俺達【バルドル・ファミリア】の面々はそのまま十八階層内の西部の湖畔。そこに浮かぶ巨岩の断崖に築かれた街を目指すことになる。
「あれが【リヴィアの街】……」
「うーん、いつ見ても凄いとしか言えないよな……」
世界で一番深いところにある街
そう呼ばれるここ、リヴィアの街は、その美しい外観に似合わず、無法者の冒険者達が街を仕切っているのだ。なんせ、ここは中層。ここにいるのは、上級冒険者のみ。
さらに法がひかれているわけでもなく、流石というべきか、なんというべきか、腕っぷしの強い者が上!というなんとも分かりやすいところなのだ。
「ハーチェスさん、このあとはどうするんですか?」
「取り合えず、魔石とドロップアイテムを全部買い取ってもらうよ」
「え? ここで買い取り出来るんですか?」
俺とハーチェスさんの会話を聞いていたスウィードが驚いたような声をあげる。
「スウィード。 これから少し街を歩くから回りをよく見てみるといいよ」
ハーチェスさんのその言葉に、?、と首を傾げたスウィード。
俺達は、まあ見たら分かると説明し、そのまま街へと繰り出した。
ーーーーーーーーーー
「どうだ?スウィード。何か分かったか?」
「……高すぎる……」
ボソリと呟いたその声に、俺達は、「あぁ、やっぱりな」と苦笑いを浮かべるしかなかった。

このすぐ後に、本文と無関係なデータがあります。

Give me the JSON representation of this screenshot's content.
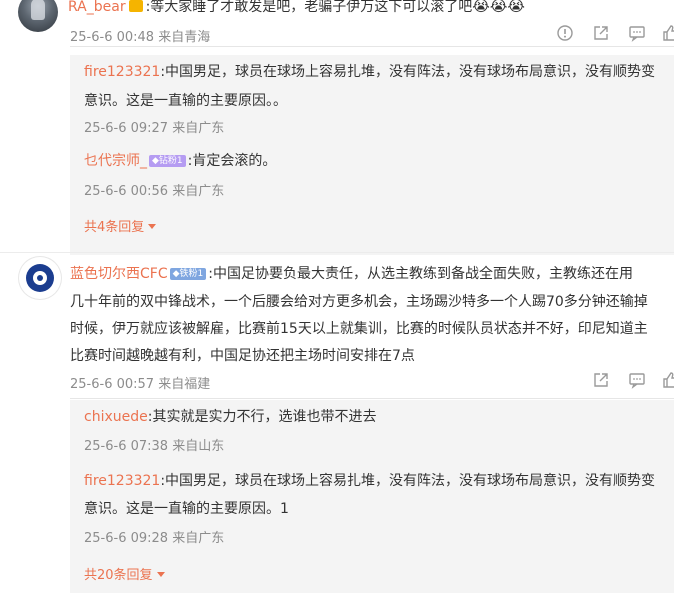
{
  "comments": [
    {
      "user": "RA_bear",
      "text": ":等大家睡了才敢发是吧，老骗子伊万这下可以滚了吧",
      "emojis": [
        "😭",
        "😭",
        "😭"
      ],
      "time": "25-6-6 00:48 来自青海",
      "icons": [
        "report-icon",
        "share-icon",
        "comment-icon",
        "like-icon"
      ]
    },
    {
      "user": "蓝色切尔西CFC",
      "badge": "铁粉1",
      "text_lines": [
        ":中国足协要负最大责任，从选主教练到备战全面失败，主教练还在用",
        "几十年前的双中锋战术，一个后腰会给对方更多机会，主场踢沙特多一个人踢70多分钟还输掉",
        "时候，伊万就应该被解雇，比赛前15天以上就集训，比赛的时候队员状态并不好，印尼知道主",
        "比赛时间越晚越有利，中国足协还把主场时间安排在7点"
      ],
      "time": "25-6-6 00:57 来自福建",
      "icons": [
        "share-icon",
        "comment-icon",
        "like-icon"
      ]
    }
  ],
  "replies_1": [
    {
      "user": "fire123321",
      "line1": ":中国男足，球员在球场上容易扎堆，没有阵法，没有球场布局意识，没有顺势变",
      "line2": "意识。这是一直输的主要原因。。",
      "time": "25-6-6 09:27 来自广东"
    },
    {
      "user": "乜代宗师_",
      "badge": "钻粉1",
      "line1": ":肯定会滚的。",
      "time": "25-6-6 00:56 来自广东"
    }
  ],
  "more_1": "共4条回复",
  "replies_2": [
    {
      "user": "chixuede",
      "line1": ":其实就是实力不行，选谁也带不进去",
      "time": "25-6-6 07:38 来自山东"
    },
    {
      "user": "fire123321",
      "line1": ":中国男足，球员在球场上容易扎堆，没有阵法，没有球场布局意识，没有顺势变",
      "line2": "意识。这是一直输的主要原因。1",
      "time": "25-6-6 09:28 来自广东"
    }
  ],
  "more_2": "共20条回复",
  "colors": {
    "name": "#eb7350",
    "meta": "#8c8c8c",
    "reply_bg": "#f4f4f4"
  }
}
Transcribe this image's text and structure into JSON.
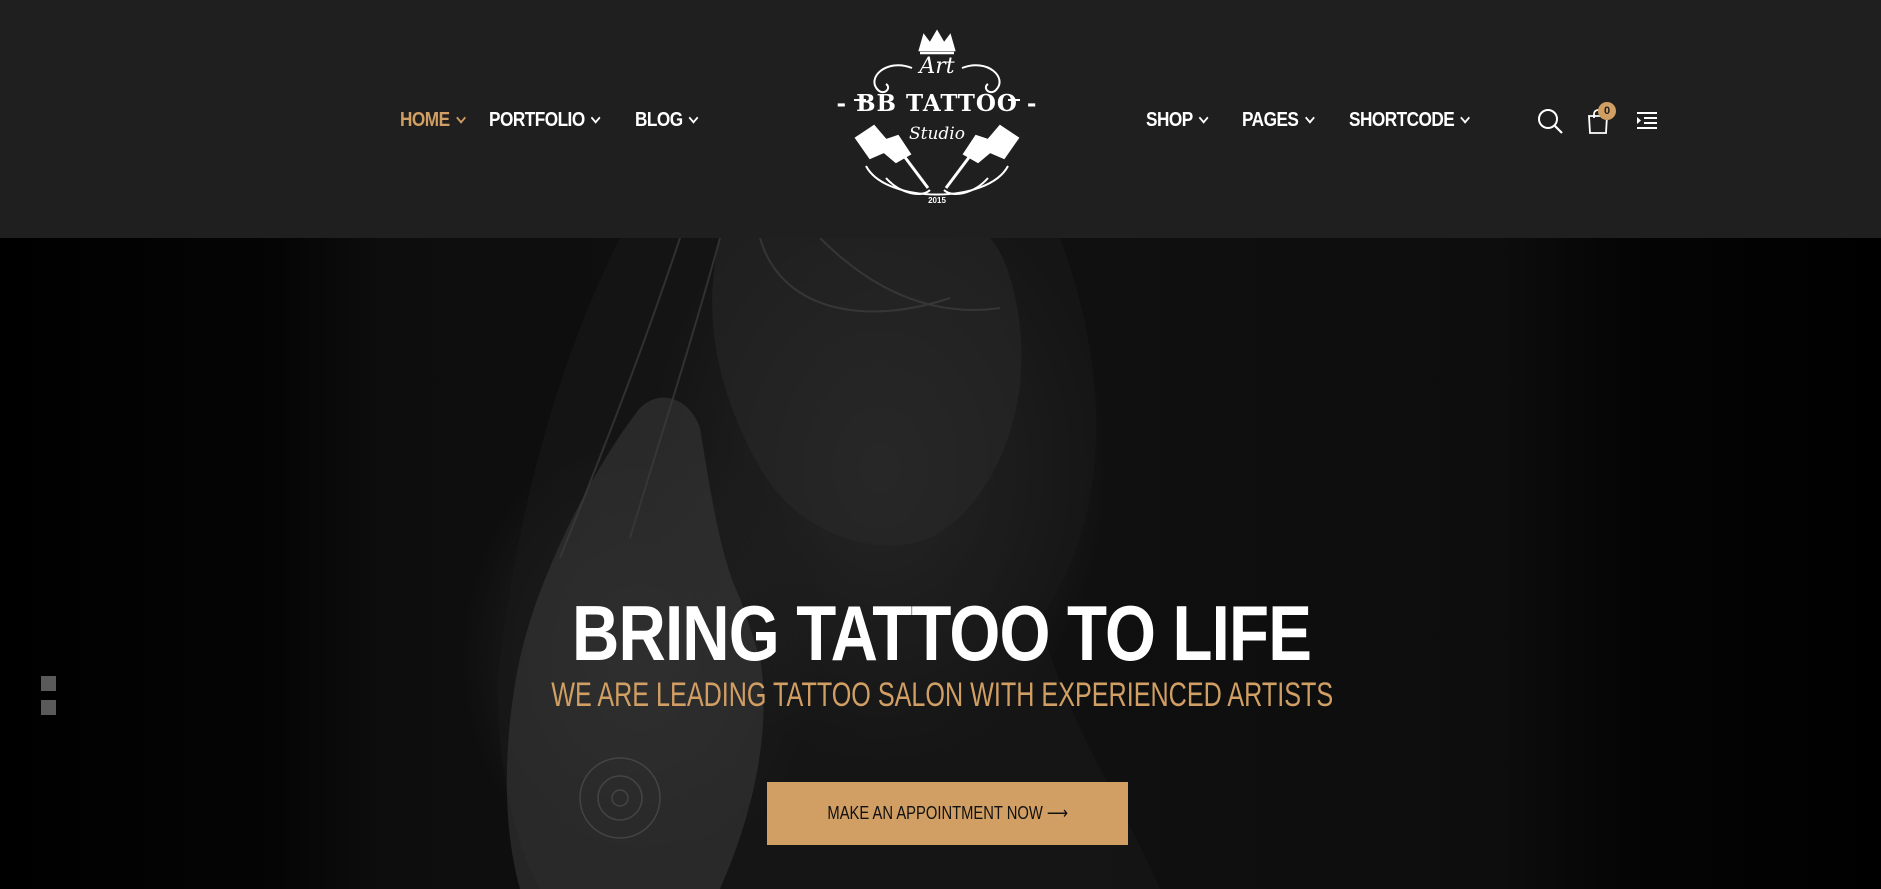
{
  "nav_left": [
    {
      "label": "HOME",
      "active": true
    },
    {
      "label": "PORTFOLIO",
      "active": false
    },
    {
      "label": "BLOG",
      "active": false
    }
  ],
  "nav_right": [
    {
      "label": "SHOP"
    },
    {
      "label": "PAGES"
    },
    {
      "label": "SHORTCODE"
    }
  ],
  "logo": {
    "art": "Art",
    "title": "- BB TATTOO -",
    "studio": "Studio",
    "year": "2015"
  },
  "cart": {
    "count": "0"
  },
  "hero": {
    "title": "BRING TATTOO TO LIFE",
    "subtitle": "WE ARE LEADING TATTOO SALON WITH EXPERIENCED ARTISTS",
    "cta_label": "MAKE AN APPOINTMENT NOW ⟶"
  },
  "slider": {
    "dots": 2
  },
  "colors": {
    "accent": "#d19e63",
    "header_bg": "#1f1f1f",
    "hero_bg": "#0a0a0a",
    "text": "#ffffff"
  },
  "icons": [
    "chevron-down-icon",
    "search-icon",
    "cart-icon",
    "menu-icon",
    "crown-icon",
    "tattoo-machine-icon"
  ]
}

そう、ここ、リヴィアの街は何でもかんでも法外な値段で売られているのだ。それも、桁が一つ二つおかしいんじゃないかと思うほどの、だ。
ダンジョンにもぐる冒険者はダンジョン内での食料や水、ポーションなどのアイテムを補給することができない。そこで、中層以下へ潜る冒険者はこのリヴィアの街でそういった物資を買っていくのだ。
だが、リヴィアの住民がそんな冒険者に突きつける選択肢は二つ。
金を払って生き延びるか、惜しんで死ぬか。